AUSTRALIA - JAPAN SYMPOSIUM
AUSTRALIA - JAPAN SYMPOSIUM ON EARTH SYSTEMS SCIENCE
AND ON NANOMATERIALS
Canberra, 21 November 2006
Materials design by computation for spin electronics
Professor Junjiro Kanamori, International Institute for Advanced Studies, Japan
Professor Junjiro Kanamori received his D.Sc. from Osaka University, in 1957. He was appointed a full professor
in 1965 in the Department of Physics, Osaka University until appointment as President of Osaka University
for the period 1991-1997. He has since then been a Professor Emeritus since then Director of the International
Institute for Advanced Studies since 2001.The Institute promotes interdisciplinary research in humanity, social
science and natural science on the problems concerning the future of humankind. His did theoretical research
mostly in the field of magnetism of solids and related statistical physics. He still has a close contact with
research groups of computational physics. He chairs the selection and evaluation subcommittee of the JSPS
21st Century COE program.
The usefulness of ab initio calculations of electronic structure of solids has been proved by several successful predictions of candidate materials for spin electronics. I will review some of such recent developments. A representative achievement is the spin-dependent tunneling conduction through Fe/MgO/Fe predicted by Butler et al in 2001 which opened a path to MRAM. I will then present the efforts being made recently by Japanese researchers to develop methods, elucidate the electronic structure of known materials and design new ferromagnetic substances and half-metallic materials; the half-metals are candidates for the source material of polarized spin current, being metallic in one spin direction and insulating in the other.
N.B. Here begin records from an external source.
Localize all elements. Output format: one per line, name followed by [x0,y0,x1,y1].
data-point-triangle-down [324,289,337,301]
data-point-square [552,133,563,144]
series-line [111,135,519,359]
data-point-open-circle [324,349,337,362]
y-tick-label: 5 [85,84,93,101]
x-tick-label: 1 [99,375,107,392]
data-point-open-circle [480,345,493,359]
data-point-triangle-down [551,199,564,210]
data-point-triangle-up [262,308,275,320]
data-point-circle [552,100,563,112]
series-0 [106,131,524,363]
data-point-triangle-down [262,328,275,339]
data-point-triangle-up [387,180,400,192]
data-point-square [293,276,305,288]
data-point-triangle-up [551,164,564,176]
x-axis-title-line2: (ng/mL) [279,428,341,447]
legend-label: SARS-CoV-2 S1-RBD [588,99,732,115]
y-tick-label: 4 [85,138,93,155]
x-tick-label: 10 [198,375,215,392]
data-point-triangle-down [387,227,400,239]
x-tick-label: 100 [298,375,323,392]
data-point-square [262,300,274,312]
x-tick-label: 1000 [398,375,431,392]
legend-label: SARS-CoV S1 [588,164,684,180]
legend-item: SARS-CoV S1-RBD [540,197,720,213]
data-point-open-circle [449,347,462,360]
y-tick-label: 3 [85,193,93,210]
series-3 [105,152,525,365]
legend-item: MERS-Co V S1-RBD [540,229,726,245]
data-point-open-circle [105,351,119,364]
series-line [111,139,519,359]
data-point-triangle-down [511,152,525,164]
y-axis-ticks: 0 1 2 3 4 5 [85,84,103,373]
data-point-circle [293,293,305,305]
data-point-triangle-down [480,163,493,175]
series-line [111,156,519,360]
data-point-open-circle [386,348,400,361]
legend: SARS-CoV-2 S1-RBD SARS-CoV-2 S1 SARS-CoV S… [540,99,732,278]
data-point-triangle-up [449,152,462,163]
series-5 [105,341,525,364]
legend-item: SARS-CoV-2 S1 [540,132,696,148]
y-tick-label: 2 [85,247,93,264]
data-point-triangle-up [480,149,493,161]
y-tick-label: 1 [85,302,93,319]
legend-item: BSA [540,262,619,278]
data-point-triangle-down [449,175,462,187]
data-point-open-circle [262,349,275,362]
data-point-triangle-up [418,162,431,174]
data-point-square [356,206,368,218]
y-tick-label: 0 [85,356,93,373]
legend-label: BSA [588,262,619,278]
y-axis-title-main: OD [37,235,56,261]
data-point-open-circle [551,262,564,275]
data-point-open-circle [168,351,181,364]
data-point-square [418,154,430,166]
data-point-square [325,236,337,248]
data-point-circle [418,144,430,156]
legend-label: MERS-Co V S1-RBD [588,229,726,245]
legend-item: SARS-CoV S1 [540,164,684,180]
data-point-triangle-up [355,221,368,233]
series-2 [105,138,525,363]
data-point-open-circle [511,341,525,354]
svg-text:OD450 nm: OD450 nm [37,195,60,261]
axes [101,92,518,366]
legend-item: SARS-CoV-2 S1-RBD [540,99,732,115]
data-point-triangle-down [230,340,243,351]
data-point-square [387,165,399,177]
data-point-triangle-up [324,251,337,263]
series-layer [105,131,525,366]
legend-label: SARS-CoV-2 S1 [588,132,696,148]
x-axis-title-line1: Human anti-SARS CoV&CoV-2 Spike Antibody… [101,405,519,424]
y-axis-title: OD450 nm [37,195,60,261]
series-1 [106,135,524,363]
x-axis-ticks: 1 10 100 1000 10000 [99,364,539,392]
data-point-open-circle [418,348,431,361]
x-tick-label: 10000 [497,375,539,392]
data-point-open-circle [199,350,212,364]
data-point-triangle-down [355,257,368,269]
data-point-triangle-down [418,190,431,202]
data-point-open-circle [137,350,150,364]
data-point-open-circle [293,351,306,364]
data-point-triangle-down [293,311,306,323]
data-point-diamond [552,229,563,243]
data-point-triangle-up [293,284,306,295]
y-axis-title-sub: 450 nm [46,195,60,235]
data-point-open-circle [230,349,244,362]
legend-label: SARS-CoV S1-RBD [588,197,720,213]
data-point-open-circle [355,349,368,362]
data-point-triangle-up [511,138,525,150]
I first discuss ab initio calculations and also three principal mechanisms, double exchange, superexchange and s-p polarization underlying ferromagnetism and antiferromagnetism in solids in order to elucidate guiding principles of the design for magnetic materials. I report then on illustrative examples of computational materials design which include extensive investigations of double perovskites, III-V and II-VI magnetic semiconductors containing transition element ingredients and the designing an antiferromagnetic semi metal by doping semi-conductors with two kinds of transition elements.